George Washington Papers

To George Washington from Brigadier General Peter Muhlenberg, 22 October 1778

From Brigadier General Peter Muhlenberg

Westpoint Octobr 22d 1778.


As the present Campaign seems nearly at an end, I must request your Excellencys permission to go to Virginia, as soon as the Troops go into Winter Quarters, in order to Settle my Affairs there—I went to Virginia last Winter for that purpose but having receivd some intimation on my Way at Yorktown, how the dispute between Genl Woodford & myself was like to be settled, I had no intention to continue in the Service on those terms,1 but thought to return to Virginia imediately, & should have done so, if Your Excellency had not Thought it necessary for me to stay at that time, as no other Genl Officer of the Virginia Line was present—I left my Household Furniture, Stock &c. in the Glebe in Dunmore, which I rented for one Year from the 10th of January last under the care of an Overseer, who I am informd is gone on the Indian Expedition & The Vestry likewise inform me, They wish my Effects removd, to make room for a Minister.2 As the Enemy have nearly broke me up in Philadelphia I wish to Save the little I have left in Virginia, as I could not in Justice to my Family continue in the Service unless I knew them in some sort provided for. I do not mean to ask Permission to go, so long as Your Excellency shall Think my Services are wanted. I have the Honor to be Your Excellencys Most Obedt hble Servt

P: Muhlenberg


1For the dispute over the relative ranks of Virginia brigadier generals Muhlenberg, William Woodford, George Weedon, and Charles Scott during the winter of 1777–78, and the settlement that ranked Woodford ahead of Muhlenberg, see GW to Henry Laurens, 1 Jan. 1778, and note 8 to that document; GW to a Continental Camp Committee, 1 Mar. 1778, and note 1 to that document; Muhlenberg to GW, 10 April 1778; GW to Muhlenberg, 10 April 1778; and GW to Henry Laurens, 18 April 1778.

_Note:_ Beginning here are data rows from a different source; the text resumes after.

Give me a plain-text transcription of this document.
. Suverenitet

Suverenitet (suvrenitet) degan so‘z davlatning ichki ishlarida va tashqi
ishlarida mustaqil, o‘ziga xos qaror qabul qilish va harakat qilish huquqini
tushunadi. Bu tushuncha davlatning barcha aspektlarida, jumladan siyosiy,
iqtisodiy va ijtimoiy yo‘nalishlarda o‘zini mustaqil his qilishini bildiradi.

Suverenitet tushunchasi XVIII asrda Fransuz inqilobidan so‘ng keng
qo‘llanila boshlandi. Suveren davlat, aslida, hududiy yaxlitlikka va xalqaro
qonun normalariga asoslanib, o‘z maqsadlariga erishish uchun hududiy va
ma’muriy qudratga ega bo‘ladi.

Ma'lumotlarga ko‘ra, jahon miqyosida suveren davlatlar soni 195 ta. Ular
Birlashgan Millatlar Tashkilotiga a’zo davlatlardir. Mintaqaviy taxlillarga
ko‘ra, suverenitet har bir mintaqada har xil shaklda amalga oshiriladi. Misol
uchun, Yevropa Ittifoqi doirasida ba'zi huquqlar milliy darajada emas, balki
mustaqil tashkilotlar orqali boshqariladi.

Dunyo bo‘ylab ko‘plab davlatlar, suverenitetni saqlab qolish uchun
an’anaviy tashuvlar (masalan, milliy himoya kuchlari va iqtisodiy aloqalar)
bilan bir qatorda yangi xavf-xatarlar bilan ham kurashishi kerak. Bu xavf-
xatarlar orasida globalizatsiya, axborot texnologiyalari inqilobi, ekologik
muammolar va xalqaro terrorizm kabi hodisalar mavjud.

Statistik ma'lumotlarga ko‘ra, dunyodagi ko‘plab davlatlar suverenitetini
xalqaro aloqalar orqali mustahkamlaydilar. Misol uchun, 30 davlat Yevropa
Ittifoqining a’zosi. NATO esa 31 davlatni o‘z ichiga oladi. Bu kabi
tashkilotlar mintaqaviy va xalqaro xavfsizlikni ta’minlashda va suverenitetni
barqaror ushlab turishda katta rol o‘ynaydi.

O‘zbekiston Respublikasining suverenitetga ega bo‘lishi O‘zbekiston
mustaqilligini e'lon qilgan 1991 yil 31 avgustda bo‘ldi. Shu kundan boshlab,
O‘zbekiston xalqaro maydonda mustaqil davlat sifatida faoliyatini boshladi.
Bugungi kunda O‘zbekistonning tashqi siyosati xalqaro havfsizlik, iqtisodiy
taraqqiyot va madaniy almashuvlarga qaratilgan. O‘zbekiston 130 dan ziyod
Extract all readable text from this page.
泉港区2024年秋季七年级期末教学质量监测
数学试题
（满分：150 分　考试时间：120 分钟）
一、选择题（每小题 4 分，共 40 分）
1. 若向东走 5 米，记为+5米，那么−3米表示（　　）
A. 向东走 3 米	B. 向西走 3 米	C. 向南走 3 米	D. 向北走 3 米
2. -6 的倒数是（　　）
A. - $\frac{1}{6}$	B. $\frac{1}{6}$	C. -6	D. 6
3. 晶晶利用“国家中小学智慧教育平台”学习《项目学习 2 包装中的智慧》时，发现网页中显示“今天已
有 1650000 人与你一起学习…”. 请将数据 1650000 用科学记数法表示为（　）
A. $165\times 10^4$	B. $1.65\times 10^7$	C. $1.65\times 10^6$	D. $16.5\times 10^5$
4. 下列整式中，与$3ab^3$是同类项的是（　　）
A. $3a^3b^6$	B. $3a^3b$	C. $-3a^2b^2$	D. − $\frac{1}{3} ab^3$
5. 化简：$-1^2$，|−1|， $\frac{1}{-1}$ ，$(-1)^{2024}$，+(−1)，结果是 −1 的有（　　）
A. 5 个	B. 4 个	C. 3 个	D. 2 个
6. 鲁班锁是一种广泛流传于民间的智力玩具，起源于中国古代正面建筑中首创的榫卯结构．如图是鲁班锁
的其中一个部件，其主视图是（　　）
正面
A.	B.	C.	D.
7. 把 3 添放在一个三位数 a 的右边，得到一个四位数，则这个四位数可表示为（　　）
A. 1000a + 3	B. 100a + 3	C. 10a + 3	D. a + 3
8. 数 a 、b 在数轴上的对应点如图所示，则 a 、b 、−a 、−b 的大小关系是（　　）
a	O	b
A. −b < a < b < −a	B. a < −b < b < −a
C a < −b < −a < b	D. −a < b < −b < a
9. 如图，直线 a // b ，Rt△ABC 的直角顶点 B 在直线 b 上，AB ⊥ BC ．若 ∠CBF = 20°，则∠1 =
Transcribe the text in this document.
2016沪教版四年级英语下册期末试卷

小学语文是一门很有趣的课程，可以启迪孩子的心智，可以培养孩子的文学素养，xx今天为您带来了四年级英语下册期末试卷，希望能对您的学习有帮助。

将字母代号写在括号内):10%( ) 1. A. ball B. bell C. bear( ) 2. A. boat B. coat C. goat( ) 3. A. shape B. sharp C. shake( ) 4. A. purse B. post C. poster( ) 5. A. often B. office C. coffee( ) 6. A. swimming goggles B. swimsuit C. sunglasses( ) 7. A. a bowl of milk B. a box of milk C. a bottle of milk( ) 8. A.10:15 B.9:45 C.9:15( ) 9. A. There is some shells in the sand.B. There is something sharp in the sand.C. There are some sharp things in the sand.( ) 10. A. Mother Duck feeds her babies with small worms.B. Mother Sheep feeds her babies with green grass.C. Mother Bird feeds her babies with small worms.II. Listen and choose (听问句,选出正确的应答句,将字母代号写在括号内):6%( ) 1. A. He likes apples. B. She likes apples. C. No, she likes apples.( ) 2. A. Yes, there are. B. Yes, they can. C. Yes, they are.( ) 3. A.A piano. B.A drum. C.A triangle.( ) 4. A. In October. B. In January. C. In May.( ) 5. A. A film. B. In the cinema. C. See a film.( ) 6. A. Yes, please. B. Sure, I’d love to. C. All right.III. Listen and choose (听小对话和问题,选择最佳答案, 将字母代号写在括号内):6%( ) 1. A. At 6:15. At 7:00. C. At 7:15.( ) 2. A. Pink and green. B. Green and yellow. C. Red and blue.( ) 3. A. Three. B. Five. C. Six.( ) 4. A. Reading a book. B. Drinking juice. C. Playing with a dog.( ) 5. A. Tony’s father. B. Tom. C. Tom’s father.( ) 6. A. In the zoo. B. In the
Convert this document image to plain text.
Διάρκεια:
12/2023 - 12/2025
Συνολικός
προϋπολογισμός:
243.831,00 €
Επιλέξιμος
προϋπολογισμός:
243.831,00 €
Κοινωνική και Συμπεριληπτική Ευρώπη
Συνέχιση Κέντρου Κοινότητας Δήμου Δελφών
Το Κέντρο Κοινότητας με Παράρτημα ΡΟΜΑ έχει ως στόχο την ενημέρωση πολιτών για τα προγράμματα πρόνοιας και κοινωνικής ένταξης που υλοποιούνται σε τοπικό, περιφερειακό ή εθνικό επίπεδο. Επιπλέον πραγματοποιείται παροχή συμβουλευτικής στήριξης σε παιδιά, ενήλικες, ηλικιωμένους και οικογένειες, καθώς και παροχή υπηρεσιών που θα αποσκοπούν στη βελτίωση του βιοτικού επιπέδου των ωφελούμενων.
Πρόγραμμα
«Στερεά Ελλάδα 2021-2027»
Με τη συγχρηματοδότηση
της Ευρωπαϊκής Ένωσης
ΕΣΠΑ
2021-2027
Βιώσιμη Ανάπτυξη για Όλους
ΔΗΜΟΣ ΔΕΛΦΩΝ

2Before the war, Muhlenberg had been the minister of a German Lutheran congregation at Woodstock in Dunmore County, Va., which had been renamed Shanando County effective 1 Feb. 1778 and later became known as Shenandoah County (see Va. Statutes [Hening] description begins William Waller Hening, ed. The Statutes at Large; Being a Collection of All the Laws of Virginia, from the First Session of the Legislature, in the Year 1619. 13 vols. 1819–23. Reprint. Charlottesville, Va., 1969. description ends , 9:424).